Supreme Court reframes Medicaid patients' rights
The Supreme Court on Thursday curtailed low-income patients' rights to chose their health providers while giving conservative-led states a bigger opening to exclude Planned Parenthood affiliates from their Medicaid programs.
The big picture: The 6-3 decision by the court's conservative majority potentially adds more obstacles to care, on top of financial barriers or poor health, and comes as Congress debates major changes to Medicaid that could cause millions of people to lose health coverage.
While the arguments before justices were narrow in scope, the ruling has huge ramifications for women trying to access reproductive care. Medicaid covers 1 in 5 women of child-bearing age and is the biggest source of coverage for women with low incomes, covering more than 4 in 10, per KFF.
The latest: Justices ruled Medicaid patients in South Carolina couldn't sue under a civil rights law to choose their provider after the governor excluded Planned Parenthood from its Medicaid program in 2018 because it provided abortion care.
Shutting the organization out of Medicaid has been a longtime priority of conservative politicians — and is one of the policy changes in the Republican budget bill now before Congress.
Such moves not only curtail abortion access but place restrictions on other care the clinics provide, including for sexually transmitted infections and cancer screening, birth control and mental health services.
Patient choices already are limited because, as KFF notes, many states require Medicaid beneficiaries to enroll in managed care plans with defined network of providers.
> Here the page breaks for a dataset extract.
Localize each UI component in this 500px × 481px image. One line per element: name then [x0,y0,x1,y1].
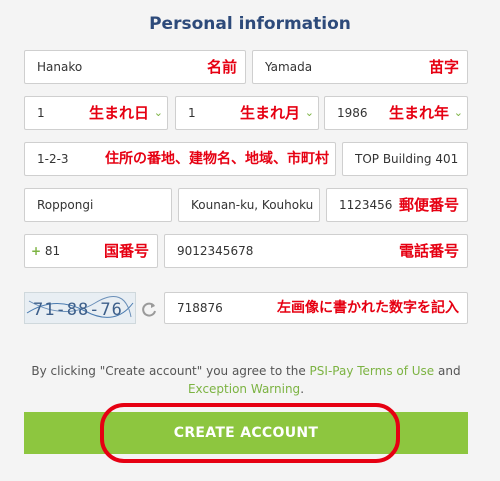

Federal law states they can go out of network for family planning. But Thursday's ruling effectively cuts them off from enforcing their right to choose a provider.
What they're saying:"This case fits within a pattern of anti-abortion lawmakers and governors seeking to weaponize their authority and overreach into constitutionally and federally protected spaces to deny not only abortion rights, but any other type of reproductive health care that they themselves personally disagree with," said Michele Bratcher Goodwin, co-faculty director at Georgetown's O'Neill Institute for National and Global Health Law.
Planned Parenthood said more than 1 million South Carolinians receive health care services through the Medicaid program, and approximately 5% of those recipients sought sexual and reproductive health care services.
"Today's decision is a grave injustice that strikes at the very bedrock of American freedom and promises to send South Carolina deeper into a health care crisis," Paige Johnson, president and CEO of Planned Parenthood South Atlantic, said in a statement.
The other side:"By rejecting Planned Parenthood's lawfare, the Court not only saves countless unborn babies from a violent death and their mothers from dangerously shoddy 'care,' it also protects Medicaid from exposure to thousands of lawsuits from unqualified providers that would jeopardize the entire program," Katie Daniel, director of legal affairs and policy counsel for Susan B. Anthony Pro-Life America, said in a statement.